Keanu Reeves plays an undercover agent for the agency that is waging war against substance D. In the course of the film he loses his family (which he may not have ever had to begin with), his friends, and his grip on reality. Close friends and loved ones betray him, or seem to. He makes terrible mistakes, or maybe he simply thinks he makes them. At first the film suggests that this loose grip on reality is the result of the drug to which Reeves is addicted, but ultimately it seems that other explanations may better apply. Through what happens to him, the film argues that to governments the individual doesn’t matter and is merely a pawn, to be used in whatever expedient way the government finds necessary.

I slept through portions of this film, and so I must admit that perhaps I slept through the portions that would have allowed me to make sense of the portions I did not sleep through. I should watch the film again. But it was difficult to make sense of, even though the basic outlines of the plot ultimately come murkily apparent.

I reacted with ambiguity to the animation techniques in A Waking Life and have a similar reaction to the technique in A Scanner Darkly.

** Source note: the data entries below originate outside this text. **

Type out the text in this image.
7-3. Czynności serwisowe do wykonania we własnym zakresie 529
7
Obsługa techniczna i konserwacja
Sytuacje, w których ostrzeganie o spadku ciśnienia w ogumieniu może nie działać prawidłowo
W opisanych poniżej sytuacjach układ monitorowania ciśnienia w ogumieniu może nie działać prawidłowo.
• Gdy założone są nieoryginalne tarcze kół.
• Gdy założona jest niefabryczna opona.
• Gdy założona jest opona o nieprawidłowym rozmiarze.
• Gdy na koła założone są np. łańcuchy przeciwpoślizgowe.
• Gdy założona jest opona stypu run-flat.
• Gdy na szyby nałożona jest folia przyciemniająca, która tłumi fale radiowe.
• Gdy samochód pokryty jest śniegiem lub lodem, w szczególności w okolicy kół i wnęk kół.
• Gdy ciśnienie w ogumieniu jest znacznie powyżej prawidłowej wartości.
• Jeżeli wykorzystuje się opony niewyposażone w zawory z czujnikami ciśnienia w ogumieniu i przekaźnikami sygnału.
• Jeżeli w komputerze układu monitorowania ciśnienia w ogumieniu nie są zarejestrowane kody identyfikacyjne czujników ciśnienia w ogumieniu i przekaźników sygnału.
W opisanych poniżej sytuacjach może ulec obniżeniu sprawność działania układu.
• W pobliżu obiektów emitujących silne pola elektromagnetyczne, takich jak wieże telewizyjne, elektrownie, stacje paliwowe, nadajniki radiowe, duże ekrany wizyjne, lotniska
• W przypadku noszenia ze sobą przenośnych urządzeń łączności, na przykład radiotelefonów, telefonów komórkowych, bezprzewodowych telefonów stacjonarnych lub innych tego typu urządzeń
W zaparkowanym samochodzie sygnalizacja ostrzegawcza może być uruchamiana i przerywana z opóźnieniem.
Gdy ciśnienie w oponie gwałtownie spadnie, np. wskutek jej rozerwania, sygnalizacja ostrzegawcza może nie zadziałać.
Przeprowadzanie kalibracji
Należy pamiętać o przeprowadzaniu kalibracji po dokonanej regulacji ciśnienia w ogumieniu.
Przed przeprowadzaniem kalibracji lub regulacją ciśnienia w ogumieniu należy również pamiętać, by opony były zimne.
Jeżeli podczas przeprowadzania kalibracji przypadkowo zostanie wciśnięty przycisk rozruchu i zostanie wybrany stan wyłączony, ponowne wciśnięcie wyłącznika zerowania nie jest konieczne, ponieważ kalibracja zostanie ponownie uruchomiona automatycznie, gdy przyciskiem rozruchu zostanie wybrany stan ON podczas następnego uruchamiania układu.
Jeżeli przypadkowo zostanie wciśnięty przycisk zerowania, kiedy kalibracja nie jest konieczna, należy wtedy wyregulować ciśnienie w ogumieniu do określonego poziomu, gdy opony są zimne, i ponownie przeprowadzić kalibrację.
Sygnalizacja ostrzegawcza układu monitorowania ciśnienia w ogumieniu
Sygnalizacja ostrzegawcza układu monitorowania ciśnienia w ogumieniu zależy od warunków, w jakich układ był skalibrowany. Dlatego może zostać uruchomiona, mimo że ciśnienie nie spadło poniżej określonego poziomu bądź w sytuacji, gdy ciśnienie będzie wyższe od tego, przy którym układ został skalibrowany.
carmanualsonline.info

The technique aims for animated realism. It’s usually easy to recognize the actors who are portraying the animated characters. There is no attempt to camouflage them, most of the time. The overall effect is one of unsettlement, estrangement from the plot and characters, irritation. In P. T. Anderson’s Punch-Drunk Love (2002) I was irritated for the first few scenes by the disjunctive soundtrack, but finally it took hold and made sense and worked in a way that I have to say A Scanner Darkly never quite achieved. What does the technique achieve? Could a conventionally filmed version of this story have worked better than this animated version? If the point of the technique is to subvert one’s sense of reality, to suggest that what we think is real may be only an illusion or a supposition imposed on us by someone or something else, this does not come out from the animation. The characters themselves, their lives and what happens to them, brings the idea out.

The characters in this film are portrayed as aging members of the Generation X—aimless, hopeless, lost. I prefer the Linklater of Before Sunset (2004) and Before Sunrise (1995).